Mouse study shows engineered virus could block coronavirus infections

by | Apr 8, 2020

Scientists engineer a virus known to be be harmless to humans to stimulate an immune response against the coronavirus family in mice.

To date, no vaccine exists for viruses in the coronavirus family, including SARS, MERS, and the current pandemic sweeping the globe, SARS-CoV-2. However, in an intriguing new development, scientists report that a strategy they have been developing for the MERS virus may also work against SARS-Cov-2. The team’s vaccine is an RNA virus called parainfluenza virus 5 (PIV5), which is actually believed to cause a condition known as “kennel cough” in dogs and is harmless to humans.

“We’re quite interested in using viruses as gene delivery vehicles,” said Paul McCray, M.D., pediatric pulmonologist and coronavirus expert at the University of Iowa in a press release. He co-authored the study recently published in mBio with virologist Biao He, Ph.D., at the University of Georgia in Athens.

Biao and McCray are now focusing their research efforts on the current pandemic, using their shared expertise and experience with similar viruses to develop and test a much-needed vaccine.

To do this, the researchers genetically modified PIV5 to produce a spike protein common to the coronavirus family, and which they used to bind and enter host cells. In the current study, lab tests showed that a single dose of the vaccine triggered an immune response against the PIV5 spike protein in mice. Since mice cannot be infected with MERS, to test the vaccine, the team developed a mouse model that would imitate what happens during an infection in humans by genetically engineering the mice to produce a protein called DPP4, which is used by the MERS spike protein to enter cells.

According to the study, four weeks after the mice received the vaccine they were exposed to a lethal strain of the MERS virus (adapted for use in mice). As a control, MERS was also given to a group of mice that had received a version of the PIV5 vaccine that did not contain the spike protein, and a third group was given an intramuscular vaccine that contained the inactivated MERS virus.

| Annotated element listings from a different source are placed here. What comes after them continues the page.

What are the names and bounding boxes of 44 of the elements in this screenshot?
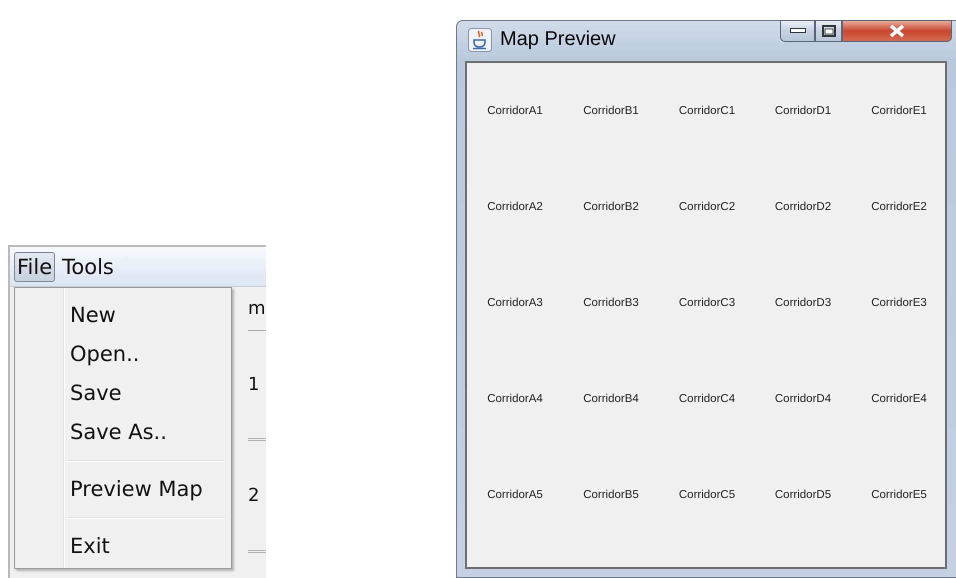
menu-item[interactable]: New — [15, 296, 225, 335]
corridor-label: CorridorC5 — [678, 488, 736, 501]
corridor-label: CorridorE5 — [871, 488, 927, 501]
label: 1 — [248, 374, 260, 395]
menu-item[interactable]: Save — [15, 374, 225, 413]
corridor-label: CorridorC2 — [678, 200, 736, 213]
menu-item[interactable]: Open.. — [15, 335, 225, 374]
corridor-label: CorridorC3 — [678, 296, 736, 309]
label: m — [248, 298, 266, 319]
window-title: Map Preview — [500, 28, 616, 52]
corridor-label: CorridorE4 — [871, 392, 927, 405]
close-icon — [888, 24, 906, 38]
maximize-button[interactable] — [815, 20, 842, 42]
corridor-label: CorridorA2 — [487, 200, 543, 213]
close-button[interactable] — [842, 20, 952, 42]
menu-item[interactable]: Save As.. — [15, 413, 225, 452]
corridor-label: CorridorC1 — [678, 104, 736, 117]
corridor-label: CorridorB4 — [583, 392, 639, 405]
maximize-icon — [822, 25, 836, 37]
corridor-label: CorridorE3 — [871, 296, 927, 309]
cup-icon — [468, 28, 492, 52]
corridor-label: CorridorA4 — [487, 392, 543, 405]
corridor-label: CorridorC4 — [678, 392, 736, 405]
corridor-label: CorridorB1 — [583, 104, 639, 117]
menu-item[interactable]: Exit — [15, 527, 225, 566]
corridor-label: CorridorD2 — [774, 200, 832, 213]
corridor-label: CorridorB5 — [583, 488, 639, 501]
label: 2 — [248, 485, 260, 506]
corridor-label: CorridorD1 — [774, 104, 832, 117]
minimize-button[interactable] — [780, 20, 815, 42]
corridor-label: CorridorD4 — [774, 392, 832, 405]
menu-title[interactable]: Tools — [59, 252, 117, 282]
minimize-icon — [790, 28, 806, 34]
corridor-label: CorridorB2 — [583, 200, 639, 213]
menu-item[interactable]: Preview Map — [15, 470, 225, 509]
corridor-label: CorridorD5 — [774, 488, 832, 501]
corridor-label: CorridorA1 — [487, 104, 543, 117]
menu-title[interactable]: File — [14, 252, 56, 282]
corridor-label: CorridorD3 — [774, 296, 832, 309]
corridor-label: CorridorA3 — [487, 296, 543, 309]
corridor-label: CorridorE1 — [871, 104, 927, 117]
corridor-label: CorridorB3 — [583, 296, 639, 309]
corridor-label: CorridorE2 — [871, 200, 927, 213]
corridor-label: CorridorA5 — [487, 488, 543, 501]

The team found that all the mice that were vaccinated with the modified PIV5 virus survived infection, whereas all the mice immunized by the normal strain of PIV5 unfortunately died. The team also reported that the intramuscular vaccine of inactivated MERS virus only protected 25% of the mice from a lethal infection. It is interesting to note that the mice that received the inactivated MERS virus showed above-average levels of white blood cells, which indicates perhaps a real infection and harmful inflammation, raising concerns over this method’s safety.

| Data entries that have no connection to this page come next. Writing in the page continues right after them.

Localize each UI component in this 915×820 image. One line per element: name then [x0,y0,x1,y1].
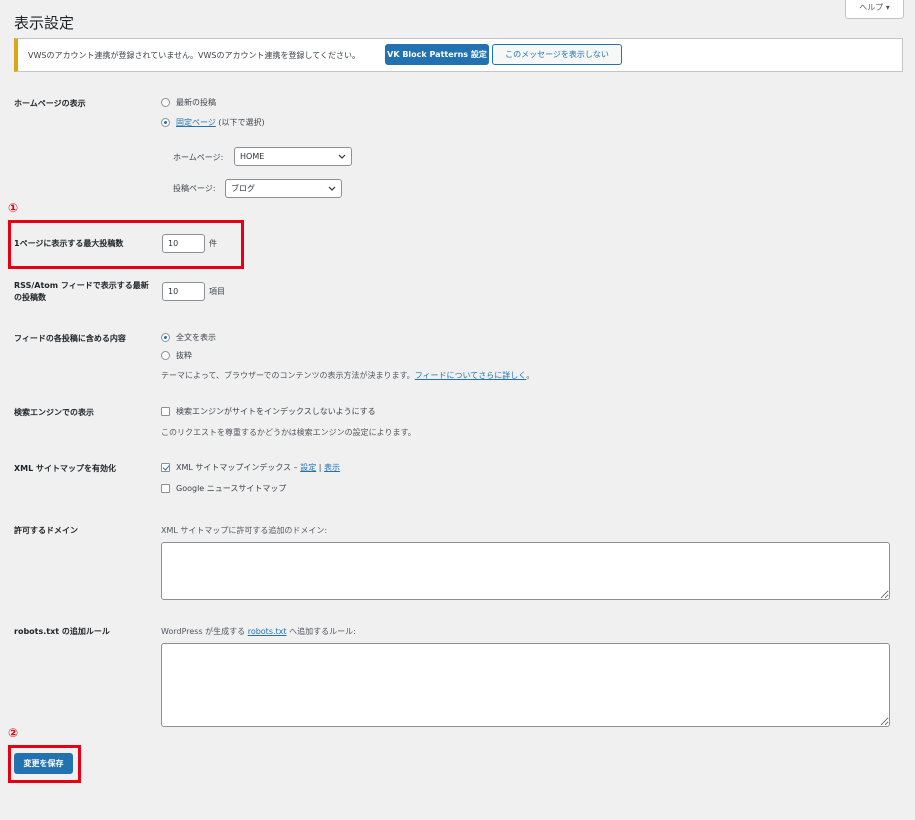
rss-posts-input[interactable]: 10 [162,282,205,301]
robots-txt-link[interactable]: robots.txt [248,627,287,636]
static-page-suffix: (以下で選択) [215,118,265,127]
posts-page-select[interactable]: ブログ [225,179,342,198]
posts-page-select-value: ブログ [231,184,255,193]
robots-rules-textarea[interactable] [161,643,890,727]
feed-content-label: フィードの各投稿に含める内容 [14,334,126,343]
chevron-down-icon [338,148,346,171]
discourage-search-checkbox-label: 検索エンジンがサイトをインデックスしないようにする [176,407,376,416]
radio-latest-posts[interactable] [161,98,170,107]
radio-static-page-label: 固定ページ (以下で選択) [176,117,265,128]
save-changes-button[interactable]: 変更を保存 [14,753,73,774]
posts-page-label: 投稿ページ: [173,184,216,193]
page-title: 表示設定 [14,14,75,32]
google-news-sitemap-checkbox[interactable] [161,484,170,493]
allowed-domains-textarea[interactable] [161,542,890,600]
vk-block-patterns-settings-button[interactable]: VK Block Patterns 設定 [385,44,489,65]
search-engine-description: このリクエストを尊重するかどうかは検索エンジンの設定によります。 [161,428,416,437]
rss-posts-label: RSS/Atom フィードで表示する最新の投稿数 [14,281,149,302]
admin-notice: VWSのアカウント連携が登録されていません。VWSのアカウント連携を登録してくだ… [14,38,903,72]
xml-sitemap-index-text: XML サイトマップインデックス – [176,463,298,472]
help-tab-button[interactable]: ヘルプ ▾ [845,0,904,19]
homepage-display-label: ホームページの表示 [14,99,86,108]
robots-desc-suffix: へ追加するルール: [286,627,356,636]
posts-per-page-unit: 件 [209,239,217,248]
radio-excerpt[interactable] [161,351,170,360]
feed-desc-suffix: 。 [526,371,535,380]
radio-full-text-label: 全文を表示 [176,333,216,342]
allowed-domains-description: XML サイトマップに許可する追加のドメイン: [161,526,328,535]
feed-desc-text: テーマによって、ブラウザーでのコンテンツの表示方法が決まります。 [161,371,415,380]
feed-content-description: テーマによって、ブラウザーでのコンテンツの表示方法が決まります。フィードについて… [161,370,534,381]
front-page-select-value: HOME [240,152,265,161]
static-page-link[interactable]: 固定ページ [176,118,216,127]
xml-sitemap-label: XML サイトマップを有効化 [14,464,117,473]
search-engine-label: 検索エンジンでの表示 [14,408,94,417]
annotation-marker-2: ② [8,726,19,740]
dismiss-notice-button[interactable]: このメッセージを表示しない [492,44,622,65]
xml-sitemap-index-checkbox[interactable] [161,463,170,472]
allowed-domains-label: 許可するドメイン [14,526,78,535]
xml-sitemap-settings-link[interactable]: 設定 [300,463,316,472]
discourage-search-checkbox[interactable] [161,407,170,416]
link-separator: | [318,463,322,472]
radio-full-text[interactable] [161,333,170,342]
xml-sitemap-view-link[interactable]: 表示 [324,463,340,472]
google-news-sitemap-label: Google ニュースサイトマップ [176,484,287,493]
robots-desc-prefix: WordPress が生成する [161,627,248,636]
rss-posts-unit: 項目 [209,287,225,296]
front-page-label: ホームページ: [173,153,224,162]
posts-per-page-input[interactable]: 10 [162,234,205,253]
chevron-down-icon [328,180,336,203]
radio-static-page[interactable] [161,118,170,127]
posts-per-page-label: 1ページに表示する最大投稿数 [14,239,124,248]
radio-excerpt-label: 抜粋 [176,351,192,360]
radio-latest-posts-label: 最新の投稿 [176,98,216,107]
notice-text: VWSのアカウント連携が登録されていません。VWSのアカウント連携を登録してくだ… [28,51,360,60]
robots-rules-description: WordPress が生成する robots.txt へ追加するルール: [161,626,356,637]
feed-learn-more-link[interactable]: フィードについてさらに詳しく [415,371,527,380]
front-page-select[interactable]: HOME [234,147,352,166]
robots-rules-label: robots.txt の追加ルール [14,627,110,636]
xml-sitemap-index-label: XML サイトマップインデックス – 設定 | 表示 [176,462,340,473]
annotation-marker-1: ① [8,201,19,215]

Finding an effective vaccine against the coronavirus that causes COVID-19 is a race against time, McCray said. The study demonstrates that an intranasal, PIV5-based vaccine is effective against MERS in mice and could have potential against other dangerous coronaviruses, including SARS-CoV-2.

“One hundred percent of the population is not going to be exposed to the virus the first time around, which means there will be more people to infect when it comes again,” he said. “We don’t know yet if people get lasting immunity from the SARS-CoV-2 infection, so it’s important to think about ways to protect the population.”